4NH3 + 5O2 → 4NO + 6H2O
Step 1: Convert the mass of each reactant to moles
4.65g NH3 x (1 mol NH3/17.03g NH3) = 0.273 moles NH3
4.25g O2 x (1 mol O2/32.00g O2) = 0.133 moles O2
Step 2: Determine the limiting reagent by calculating the mole ratio between NH3 and O2
From the balanced equation, the ratio of NH3 to O2 is 4:5
NH3: 0.273 moles
O2: 0.133 moles
Since the mole ratio is 4:5, O2 is the limiting reagent
Step 3: Calculate the theoretical yield of NO in grams
Using the mole ratio between O2 and NO (5:4)

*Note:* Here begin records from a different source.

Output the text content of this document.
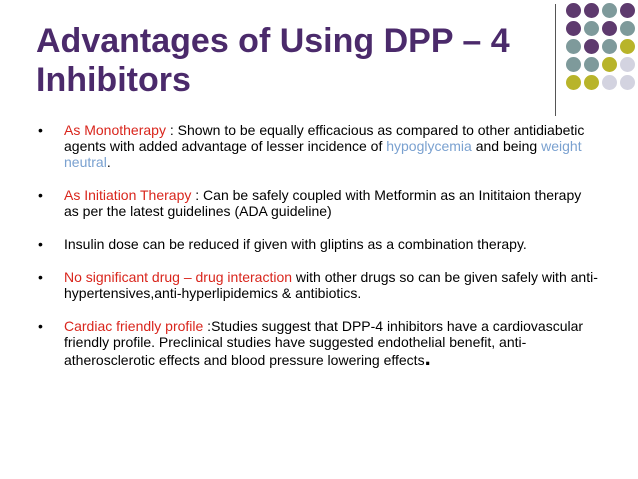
Advantages of Using DPP – 4 Inhibitors
• As Monotherapy : Shown to be equally efficacious as compared to other antidiabetic agents with added advantage of lesser incidence of hypoglycemia and being weight neutral.
• As Initiation Therapy : Can be safely coupled with Metformin as an Inititaion therapy as per the latest guidelines (ADA guideline)
• Insulin dose can be reduced if given with gliptins as a combination therapy.
• No significant drug – drug interaction with other drugs so can be given safely with anti-hypertensives,anti-hyperlipidemics & antibiotics.
• Cardiac friendly profile :Studies suggest that DPP-4 inhibitors have a cardiovascular friendly profile. Preclinical studies have suggested endothelial benefit, anti-atherosclerotic effects and blood pressure lowering effects.
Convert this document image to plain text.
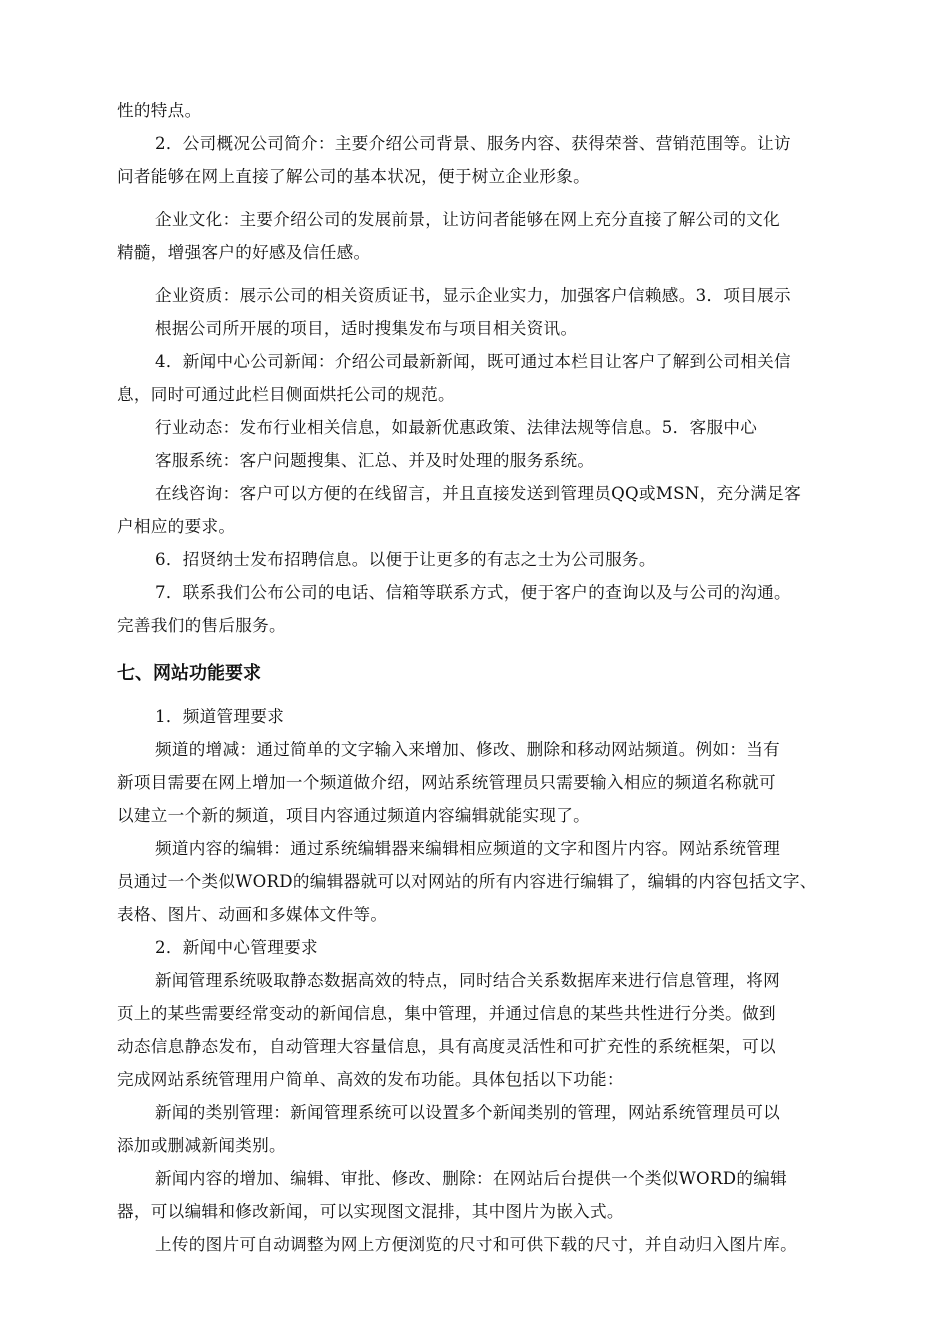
性的特点。
2．公司概况公司简介：主要介绍公司背景、服务内容、获得荣誉、营销范围等。让访
问者能够在网上直接了解公司的基本状况，便于树立企业形象。
企业文化：主要介绍公司的发展前景，让访问者能够在网上充分直接了解公司的文化
精髓，增强客户的好感及信任感。
企业资质：展示公司的相关资质证书，显示企业实力，加强客户信赖感。3．项目展示
根据公司所开展的项目，适时搜集发布与项目相关资讯。
4．新闻中心公司新闻：介绍公司最新新闻，既可通过本栏目让客户了解到公司相关信
息，同时可通过此栏目侧面烘托公司的规范。
行业动态：发布行业相关信息，如最新优惠政策、法律法规等信息。5．客服中心
客服系统：客户问题搜集、汇总、并及时处理的服务系统。
在线咨询：客户可以方便的在线留言，并且直接发送到管理员QQ或MSN，充分满足客
户相应的要求。
6．招贤纳士发布招聘信息。以便于让更多的有志之士为公司服务。
7．联系我们公布公司的电话、信箱等联系方式，便于客户的查询以及与公司的沟通。
完善我们的售后服务。
七、网站功能要求
1．频道管理要求
频道的增减：通过简单的文字输入来增加、修改、删除和移动网站频道。例如：当有
新项目需要在网上增加一个频道做介绍，网站系统管理员只需要输入相应的频道名称就可
以建立一个新的频道，项目内容通过频道内容编辑就能实现了。
频道内容的编辑：通过系统编辑器来编辑相应频道的文字和图片内容。网站系统管理
员通过一个类似WORD的编辑器就可以对网站的所有内容进行编辑了，编辑的内容包括文字、
表格、图片、动画和多媒体文件等。
2．新闻中心管理要求
新闻管理系统吸取静态数据高效的特点，同时结合关系数据库来进行信息管理，将网
页上的某些需要经常变动的新闻信息，集中管理，并通过信息的某些共性进行分类。做到
动态信息静态发布，自动管理大容量信息，具有高度灵活性和可扩充性的系统框架，可以
完成网站系统管理用户简单、高效的发布功能。具体包括以下功能：
新闻的类别管理：新闻管理系统可以设置多个新闻类别的管理，网站系统管理员可以
添加或删减新闻类别。
新闻内容的增加、编辑、审批、修改、删除：在网站后台提供一个类似WORD的编辑
器，可以编辑和修改新闻，可以实现图文混排，其中图片为嵌入式。
上传的图片可自动调整为网上方便浏览的尺寸和可供下载的尺寸，并自动归入图片库。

0.133 moles O2 x (4 moles NO/5 moles O2) x (30.01g NO/1 mol NO) = 0.96g NO
Step 4: Calculate the grams of excess reagent (NH3) that remain
0.273 moles NH3 (17.03g NH3/1 mol NH3) - 4.65g NH3 = 0.36g NH3
Therefore, the limiting reagent is O2 with a theoretical yield of 0.96g NO, and 0.36g of NH3 remains as the excess reagent.
2Si + 2N2 → 2SiN4
Step 1: Convert mass of silicon and nitrogen to moles
40.0g Si x (1 mol Si/28.09g Si) = 1.42 moles Si
25.5g N2 x (1 mol N2/28.02g N2) = 0.91 moles N2
Step 2: Determine the limiting reagent by calculating the mole ratio between Si and N2
From the balanced equation, the ratio of Si to N2 is 2:2 (1:1)
Si: 1.42 moles
N2: 0.91 moles
Since the mole ratio is 1:1, both reactants are in the stoichiometric ratio.

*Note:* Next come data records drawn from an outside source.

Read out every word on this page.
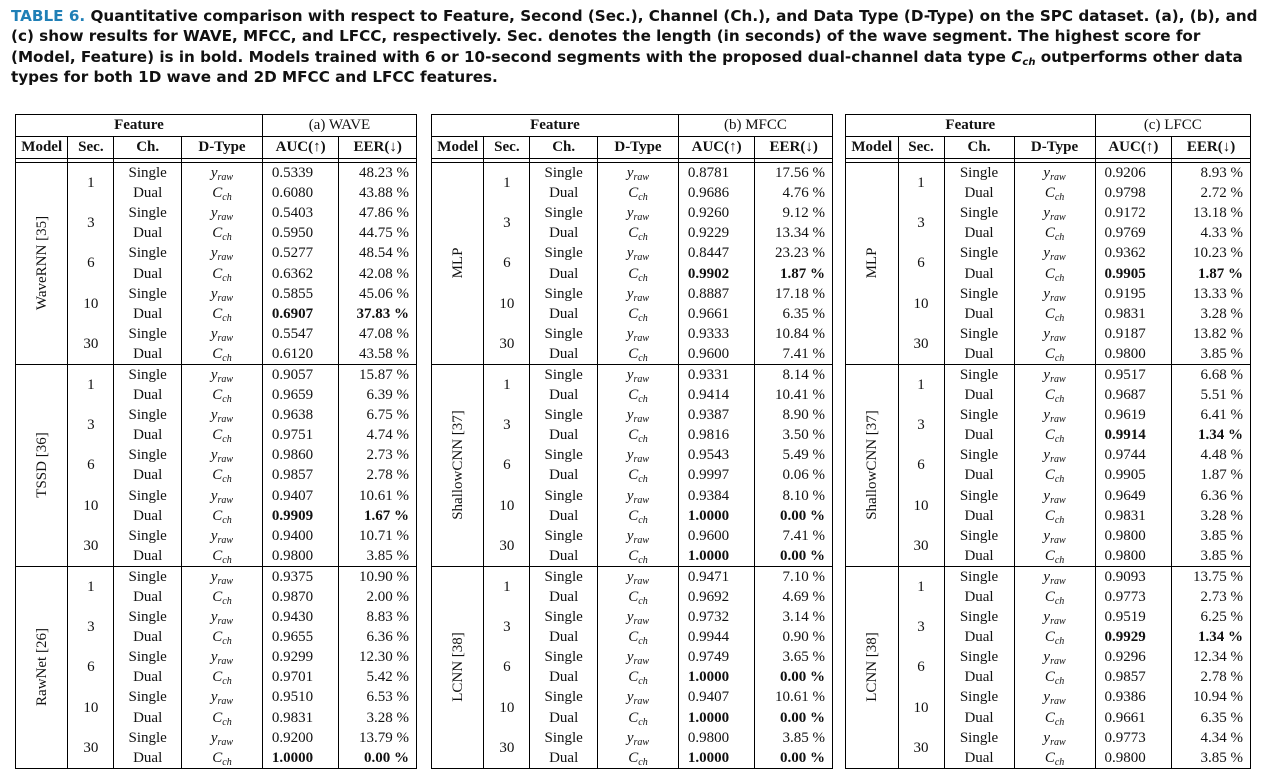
TABLE 6. Quantitative comparison with respect to Feature, Second (Sec.), Channel (Ch.), and Data Type (D-Type) on the SPC dataset. (a), (b), and (c) show results for WAVE, MFCC, and LFCC, respectively. Sec. denotes the length (in seconds) of the wave segment. The highest score for (Model, Feature) is in bold. Models trained with 6 or 10-second segments with the proposed dual-channel data type $C_{ch}$ outperforms other data types for both 1D wave and 2D MFCC and LFCC features.
Feature				(a) WAVE	
Model	Sec.	Ch.	D-Type	AUC(↑)	EER(↓)

WaveRNN [35]	1	Single	$y_{raw}$	0.5339	48.23 %
		Dual	$C_{ch}$	0.6080	43.88 %
	3	Single	$y_{raw}$	0.5403	47.86 %
		Dual	$C_{ch}$	0.5950	44.75 %
	6	Single	$y_{raw}$	0.5277	48.54 %
		Dual	$C_{ch}$	0.6362	42.08 %
	10	Single	$y_{raw}$	0.5855	45.06 %
		Dual	$C_{ch}$	0.6907	37.83 %
	30	Single	$y_{raw}$	0.5547	47.08 %
		Dual	$C_{ch}$	0.6120	43.58 %

TSSD [36]	1	Single	$y_{raw}$	0.9057	15.87 %
		Dual	$C_{ch}$	0.9659	6.39 %
	3	Single	$y_{raw}$	0.9638	6.75 %
		Dual	$C_{ch}$	0.9751	4.74 %
	6	Single	$y_{raw}$	0.9860	2.73 %
		Dual	$C_{ch}$	0.9857	2.78 %
	10	Single	$y_{raw}$	0.9407	10.61 %
		Dual	$C_{ch}$	0.9909	1.67 %
	30	Single	$y_{raw}$	0.9400	10.71 %
		Dual	$C_{ch}$	0.9800	3.85 %

RawNet [26]	1	Single	$y_{raw}$	0.9375	10.90 %
		Dual	$C_{ch}$	0.9870	2.00 %
	3	Single	$y_{raw}$	0.9430	8.83 %
		Dual	$C_{ch}$	0.9655	6.36 %
	6	Single	$y_{raw}$	0.9299	12.30 %
		Dual	$C_{ch}$	0.9701	5.42 %
	10	Single	$y_{raw}$	0.9510	6.53 %
		Dual	$C_{ch}$	0.9831	3.28 %
	30	Single	$y_{raw}$	0.9200	13.79 %
		Dual	$C_{ch}$	1.0000	0.00 %
Feature				(b) MFCC	
Model	Sec.	Ch.	D-Type	AUC(↑)	EER(↓)

MLP	1	Single	$y_{raw}$	0.8781	17.56 %
		Dual	$C_{ch}$	0.9686	4.76 %
	3	Single	$y_{raw}$	0.9260	9.12 %
		Dual	$C_{ch}$	0.9229	13.34 %
	6	Single	$y_{raw}$	0.8447	23.23 %
		Dual	$C_{ch}$	0.9902	1.87 %
	10	Single	$y_{raw}$	0.8887	17.18 %
		Dual	$C_{ch}$	0.9661	6.35 %
	30	Single	$y_{raw}$	0.9333	10.84 %
		Dual	$C_{ch}$	0.9600	7.41 %

ShallowCNN [37]	1	Single	$y_{raw}$	0.9331	8.14 %
		Dual	$C_{ch}$	0.9414	10.41 %
	3	Single	$y_{raw}$	0.9387	8.90 %
		Dual	$C_{ch}$	0.9816	3.50 %
	6	Single	$y_{raw}$	0.9543	5.49 %
		Dual	$C_{ch}$	0.9997	0.06 %
	10	Single	$y_{raw}$	0.9384	8.10 %
		Dual	$C_{ch}$	1.0000	0.00 %
	30	Single	$y_{raw}$	0.9600	7.41 %
		Dual	$C_{ch}$	1.0000	0.00 %

LCNN [38]	1	Single	$y_{raw}$	0.9471	7.10 %
		Dual	$C_{ch}$	0.9692	4.69 %
	3	Single	$y_{raw}$	0.9732	3.14 %
		Dual	$C_{ch}$	0.9944	0.90 %
	6	Single	$y_{raw}$	0.9749	3.65 %
		Dual	$C_{ch}$	1.0000	0.00 %
	10	Single	$y_{raw}$	0.9407	10.61 %
		Dual	$C_{ch}$	1.0000	0.00 %
	30	Single	$y_{raw}$	0.9800	3.85 %
		Dual	$C_{ch}$	1.0000	0.00 %
Feature				(c) LFCC	
Model	Sec.	Ch.	D-Type	AUC(↑)	EER(↓)

MLP	1	Single	$y_{raw}$	0.9206	8.93 %
		Dual	$C_{ch}$	0.9798	2.72 %
	3	Single	$y_{raw}$	0.9172	13.18 %
		Dual	$C_{ch}$	0.9769	4.33 %
	6	Single	$y_{raw}$	0.9362	10.23 %
		Dual	$C_{ch}$	0.9905	1.87 %
	10	Single	$y_{raw}$	0.9195	13.33 %
		Dual	$C_{ch}$	0.9831	3.28 %
	30	Single	$y_{raw}$	0.9187	13.82 %
		Dual	$C_{ch}$	0.9800	3.85 %

ShallowCNN [37]	1	Single	$y_{raw}$	0.9517	6.68 %
		Dual	$C_{ch}$	0.9687	5.51 %
	3	Single	$y_{raw}$	0.9619	6.41 %
		Dual	$C_{ch}$	0.9914	1.34 %
	6	Single	$y_{raw}$	0.9744	4.48 %
		Dual	$C_{ch}$	0.9905	1.87 %
	10	Single	$y_{raw}$	0.9649	6.36 %
		Dual	$C_{ch}$	0.9831	3.28 %
	30	Single	$y_{raw}$	0.9800	3.85 %
		Dual	$C_{ch}$	0.9800	3.85 %

LCNN [38]	1	Single	$y_{raw}$	0.9093	13.75 %
		Dual	$C_{ch}$	0.9773	2.73 %
	3	Single	$y_{raw}$	0.9519	6.25 %
		Dual	$C_{ch}$	0.9929	1.34 %
	6	Single	$y_{raw}$	0.9296	12.34 %
		Dual	$C_{ch}$	0.9857	2.78 %
	10	Single	$y_{raw}$	0.9386	10.94 %
		Dual	$C_{ch}$	0.9661	6.35 %
	30	Single	$y_{raw}$	0.9773	4.34 %
		Dual	$C_{ch}$	0.9800	3.85 %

Step 3: Calculate the theoretical yield of SiN4 in grams
Using the mole ratio between Si and SiN4 (1:1)
1.42 moles Si x (1 mol SiN4/1 mol Si) x (104.1g SiN4/1 mol SiN4) = 148g SiN4
Step 4: Calculate additional grams of N2 needed to produce 98.5g of SiN4
98.5g SiN4 x (1 mol SiN4/104.1g SiN4) x (1 mol N2/2 mol SiN4) x (28.02g N2/1 mol N2) = 14.8g N2
Therefore, no additional grams of N2 are needed to produce 98.5g of SiN4.
2S + 3O2 → 2SO3
Step 1: Convert the mass of sulfur to moles
105.0g S x (1 mol S/32.06g S) = 3.27 moles S
Step 2: Determine the limiting reagent by calculating the mole ratio between S and O2
From the balanced equation, the ratio of S to O2 is 2:3
S: 3.27 moles
O2: 150.2g O2 x (1 mol O2/32.00g O2) = 4.70 moles O2
Since the mole ratio is 2:3, S is the limiting reagent.
Step 3: Calculate the theoretical yield of SO3 in grams
Using the mole ratio between S and SO3 (2:2)
3.27 moles S x (2 mol SO3/2 mol S) x (80.06g SO3/1 mol SO3) = 261.6g SO3
Therefore, the theoretical yield of sulfur trioxide is 261.6g.